A few months back I had taken a virtual machine on Windows Azure for one month trial, to run an experimental project on web-crawling. The experiment was a good learning experience, more than anything, it helped me appreciate the technology infrastructure Google, Yahoo and MSN etc. might have. I couldn't crawl even a single website completely, while they continue to crawl billions of web-pages regularly. In this post, I’ll describe the way I went ahead in crawling more than 100 million public webpages by a machine with a core-2 duo processor and 3.5 GB RAM, till the trial period lasted.
I had used a popular C based library called libcurl to fetch the web pages and wrote a wrapper in C++ to parse the HTML pages.
Just like any web-crawler, the process started with a list of seed URLs, which may or may not result in new URLs. As you might have seen, most of the websites have many pages and inbuilt links to many other web-pages. These web-pages may be on the same website domain or may be part of other websites. The process of crawling is simple in logic - fetch a webpage, look for new URLs in its html (source code) and add the new URLs in the ever growing list which you have to fetch.
I started the crawler with a seed URL list of a few public web-profiles of a popular professional networking site. As every page has links to close to a dozen other profiles, it wasn't a problem to find new profile pages to add to the URL list.
The crawler started with a call to fetch one webpage at a time. Every request used to take around 5-10 seconds to completely fetch the webpage and parse its content. I was able to fetch close to 600 profiles in first hour. However it was very frustrating to see such a slow rate of crawling. After a few hours of search I came to understand the multiple request function of libcurl, which means that we can fetch up to 1000 pages in a single call. This could have increased the crawling rate very significantly and make the whole exercise meaningful.
As it was the wfirst time that I was using libcurl, it was taking time to explore its features, so I spent a weekend understand it and embedding its functionalities in my code.

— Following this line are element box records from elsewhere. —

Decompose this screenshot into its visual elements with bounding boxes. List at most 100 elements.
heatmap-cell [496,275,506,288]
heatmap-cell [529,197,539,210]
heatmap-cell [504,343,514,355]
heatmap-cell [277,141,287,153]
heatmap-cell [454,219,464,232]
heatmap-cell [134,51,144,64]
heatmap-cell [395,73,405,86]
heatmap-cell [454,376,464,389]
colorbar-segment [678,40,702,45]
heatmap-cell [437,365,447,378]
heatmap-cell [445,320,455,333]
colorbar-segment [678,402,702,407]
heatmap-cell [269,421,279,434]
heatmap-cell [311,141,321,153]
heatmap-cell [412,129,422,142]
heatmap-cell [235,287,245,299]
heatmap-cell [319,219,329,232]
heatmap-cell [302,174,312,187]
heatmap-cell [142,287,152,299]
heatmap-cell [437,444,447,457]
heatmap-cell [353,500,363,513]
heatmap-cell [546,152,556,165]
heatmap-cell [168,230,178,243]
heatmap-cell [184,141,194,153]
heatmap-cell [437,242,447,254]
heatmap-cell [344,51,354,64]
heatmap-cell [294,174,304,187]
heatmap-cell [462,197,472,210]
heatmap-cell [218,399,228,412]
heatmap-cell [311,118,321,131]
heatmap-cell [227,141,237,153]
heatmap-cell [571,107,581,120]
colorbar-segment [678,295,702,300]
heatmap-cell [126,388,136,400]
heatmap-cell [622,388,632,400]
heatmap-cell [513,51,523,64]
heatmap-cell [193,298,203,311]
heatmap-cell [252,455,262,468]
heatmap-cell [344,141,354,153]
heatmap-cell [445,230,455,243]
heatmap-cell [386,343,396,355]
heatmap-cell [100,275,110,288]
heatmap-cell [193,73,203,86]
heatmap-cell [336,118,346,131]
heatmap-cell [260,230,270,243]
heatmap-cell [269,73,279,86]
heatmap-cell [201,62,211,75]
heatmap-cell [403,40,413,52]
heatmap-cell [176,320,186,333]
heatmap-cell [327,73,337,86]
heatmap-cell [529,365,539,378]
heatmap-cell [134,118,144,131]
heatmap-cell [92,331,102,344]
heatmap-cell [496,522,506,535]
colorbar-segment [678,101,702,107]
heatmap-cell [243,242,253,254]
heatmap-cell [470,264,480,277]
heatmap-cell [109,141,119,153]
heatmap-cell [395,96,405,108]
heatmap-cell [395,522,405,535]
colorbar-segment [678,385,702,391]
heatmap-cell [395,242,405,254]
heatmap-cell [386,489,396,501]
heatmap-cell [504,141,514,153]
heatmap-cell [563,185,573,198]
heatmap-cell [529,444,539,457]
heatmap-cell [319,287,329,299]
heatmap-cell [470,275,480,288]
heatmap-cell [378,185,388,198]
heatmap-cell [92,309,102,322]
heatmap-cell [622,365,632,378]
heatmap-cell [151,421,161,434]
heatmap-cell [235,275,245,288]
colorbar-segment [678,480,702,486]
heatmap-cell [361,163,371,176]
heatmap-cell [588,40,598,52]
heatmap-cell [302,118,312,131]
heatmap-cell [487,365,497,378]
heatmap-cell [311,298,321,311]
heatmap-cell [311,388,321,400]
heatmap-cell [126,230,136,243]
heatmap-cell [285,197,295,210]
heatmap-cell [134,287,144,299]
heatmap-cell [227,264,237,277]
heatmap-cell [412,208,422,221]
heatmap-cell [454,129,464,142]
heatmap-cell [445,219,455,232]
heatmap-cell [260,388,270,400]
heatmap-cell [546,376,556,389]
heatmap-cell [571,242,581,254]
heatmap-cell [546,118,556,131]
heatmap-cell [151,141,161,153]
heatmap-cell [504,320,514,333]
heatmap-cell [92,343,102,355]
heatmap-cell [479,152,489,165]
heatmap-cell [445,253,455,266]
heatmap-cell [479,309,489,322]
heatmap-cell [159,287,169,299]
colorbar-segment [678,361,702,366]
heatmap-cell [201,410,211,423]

So with the new crawler, I started to fetch 500 URLs at one go. As anyone can expect, the web-requests were blocked by the target website in just 2-3 minutes after a few attempts, however the multiple requests were successful, and it was able to fetch the pages successfully. Now the task was to run the crawler without getting blocked.
There can be two ways to do it, first is to hit the target website at a very low rate i.e. just a few hundred pages per day so that it doesn't take you as a threat and continue to respond to your requests. Another way is to send your requests such that these appear to come from disparate sources at a significant delay, so that target website doesn't get alarmed by an automated robot.
I chose the second option. I browsed many websites which provide proxy server IPs to make a list of around 3000 proxies and added a function in the code to continuously check the status of these proxies, 15-20% of these proxies were working regularly. The proxies which were working on my target website were used to fetch the webpages; those which were not active were removed and added at the end of the queue. In this fashion, the crawler was able to run continuously.
There were a few occurrences when the application will crash suddenly, after many debugging hours, I came to realize that the crash was happening in a libcurl function call, which I didn't have much control over as I was using it from the libcurl library. This was quite troubling as I had to restart the application once it crashes, that means I could not leave it running alone. So I found a solution to monitor the running status of the application through WMIC. If the application wasn't running than it launched the application, allowing me to sleep peacefully.
Next challenge came in handling the lists of URLs which were already fetched and the ones which were in the queue to be fetched. Every new URL had to be checked whether it was already fetched or already present in the queue to be fetched. When the list exceeded around 15 million URLs, it came to my notice that 3.5 GB RAM was not able to handle these lists. Since it was necessary to check whether a URL had been fetched already to avoid the repetition? I also had to see that in how many pages a URL has been found, giving it a rank, more the occurrences of the URL, better its rank and higher the priority of it in the queue.
After a few days of continuous crawling, it was a necessity to use a regular database to handle the URL queues. I chose SQLite because of its easy interface with C++. The process continued for over two-weeks, filling the hard drives close to 2 TB, with the fetched web-pages and the parsed content in the SQLite Database. The HTML parser was also written in C++, I tried doing that in Python, but it was relatively slower than C++, so I continued with C++.
Now that the trial period was about to be over as just 3 days’ worth of money was left in the trial account. I thought of taking the parsed content out of the virtual machine and store it in some safe place where I can access it later on. However, there was no way I could store close to 2 TB html content somewhere free of cost.
I thought of uploading a few GBs of meaningful data to an online drive. So I dragged the data file to the online drive and went to sleep. Next morning, what I saw was unbelievable! The trial was over and only a few GBs of data reached the online Drive. I could not log into the virtual machine as the trial was already over because of lack of credit in the trial account.
The cause was that, while the data download to the virtual machine was at very inexpensive cost, the data upload out of the machine was quite expensive. It sucked out all the remaining hundreds of rupees.
The trial account was closed abruptly, leaving all the parsed data and SQLite database files in the remote cloud server!
However, to me it was an amazing learning experience of doing a grain of what Google etc. do on a daily basis.